HRSA administers Title IV funds through a competitive grant application process and directly funds 89 programs in three-year cycles, including 16 youth-focused programs. Title IV grantees include community and faith-based organizations, medical schools, children's hospitals, and state and community health departments.

MAI
Title IV MAI funds are distributed to Title IV grantees to deliver comprehensive, culturally competent and linguistically appropriate HIV care and support services to minority women, infants, and youth.

Part F: HIV/AIDS Education and Training Centers (AETCs)

AETCs support training for health care providers to counsel, diagnose, treat, and manage individuals with HIV infection and to help prevent high-risk behaviors that lead to infection. The AETC program consists of 10 regional programs and four national centers with a nationwide network of over 70 training sites serving all 50 states, Puerto Rico, the District of Columbia, and the six U.S. Pacific Jurisdictions. HRSA awards AETC funds through competitive bids.

MAI
AETCs receive funding via the MAI to increase the training capacity of centers to expand the number of community-based minority health care professionals with treatment expertise and knowledge about the most appropriate standards of HIV/AIDS-related treatments and medical care as developed by the U.S. Public Health Service.

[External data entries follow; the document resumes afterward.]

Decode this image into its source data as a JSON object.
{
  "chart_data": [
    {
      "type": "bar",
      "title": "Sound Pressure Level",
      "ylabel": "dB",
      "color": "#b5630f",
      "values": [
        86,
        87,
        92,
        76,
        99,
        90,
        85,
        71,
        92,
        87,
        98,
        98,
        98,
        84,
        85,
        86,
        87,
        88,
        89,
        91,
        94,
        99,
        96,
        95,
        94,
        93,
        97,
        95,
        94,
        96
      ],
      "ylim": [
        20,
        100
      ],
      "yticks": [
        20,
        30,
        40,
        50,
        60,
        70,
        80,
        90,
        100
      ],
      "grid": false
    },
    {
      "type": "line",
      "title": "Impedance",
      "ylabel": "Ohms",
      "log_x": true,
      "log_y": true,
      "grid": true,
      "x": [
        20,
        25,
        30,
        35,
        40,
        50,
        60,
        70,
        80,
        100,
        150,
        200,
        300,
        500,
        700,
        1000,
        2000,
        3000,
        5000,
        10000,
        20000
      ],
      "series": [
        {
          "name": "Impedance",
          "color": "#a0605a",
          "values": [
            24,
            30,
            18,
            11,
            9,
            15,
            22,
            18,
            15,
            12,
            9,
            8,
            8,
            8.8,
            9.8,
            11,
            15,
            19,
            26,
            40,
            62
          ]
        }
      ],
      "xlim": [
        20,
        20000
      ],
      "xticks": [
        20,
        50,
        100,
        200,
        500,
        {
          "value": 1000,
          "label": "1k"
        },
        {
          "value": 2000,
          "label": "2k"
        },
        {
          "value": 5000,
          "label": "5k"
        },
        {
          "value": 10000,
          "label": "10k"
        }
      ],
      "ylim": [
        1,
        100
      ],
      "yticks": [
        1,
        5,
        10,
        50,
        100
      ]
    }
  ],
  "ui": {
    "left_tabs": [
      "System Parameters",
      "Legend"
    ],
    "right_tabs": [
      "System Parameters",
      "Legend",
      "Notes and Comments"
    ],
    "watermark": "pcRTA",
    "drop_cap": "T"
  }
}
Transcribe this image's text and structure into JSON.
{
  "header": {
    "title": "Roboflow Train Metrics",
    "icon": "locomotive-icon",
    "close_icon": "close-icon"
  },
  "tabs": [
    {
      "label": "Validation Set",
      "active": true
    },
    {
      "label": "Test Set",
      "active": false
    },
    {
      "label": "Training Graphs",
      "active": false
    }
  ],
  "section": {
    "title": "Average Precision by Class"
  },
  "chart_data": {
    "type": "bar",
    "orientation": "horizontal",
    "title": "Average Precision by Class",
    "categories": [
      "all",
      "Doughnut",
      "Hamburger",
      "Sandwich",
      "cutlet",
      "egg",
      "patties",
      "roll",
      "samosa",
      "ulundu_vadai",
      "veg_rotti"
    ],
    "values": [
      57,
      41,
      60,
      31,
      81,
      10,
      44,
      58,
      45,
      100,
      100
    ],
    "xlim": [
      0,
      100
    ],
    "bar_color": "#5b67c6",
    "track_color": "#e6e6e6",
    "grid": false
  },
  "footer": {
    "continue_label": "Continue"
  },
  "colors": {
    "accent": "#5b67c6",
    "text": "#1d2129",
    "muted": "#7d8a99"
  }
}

Part F: Dental Reimbursement Program

This program provides support to 66 dental schools, postdoctoral dental education programs, and dental hygiene programs for care provided to persons with HIV/AIDS. HRSA reimburses these programs for the costs of providing oral health care to people with HIV/AIDS.

Special Projects of National Significance (SPNS)

SPNS support the development of innovative HIV/AIDS service delivery models that have potential for replication in other jurisdictions. The SPNS program is the research and development component of the CARE Act. SPNS is funded through a percentage tap on Title I, Title II base, Title III and Title IV of the CARE Act -- up to $25 million.

Community-Based Dental Partnership Program (CBDPP)

The CBDPP funds eligible dental schools, postdoctoral dental education programs, and dental hygiene programs to increase access to oral health care for unserved and underserved rural and urban HIV positive populations. CBDPP funds support 12 eligible entities in 11 states.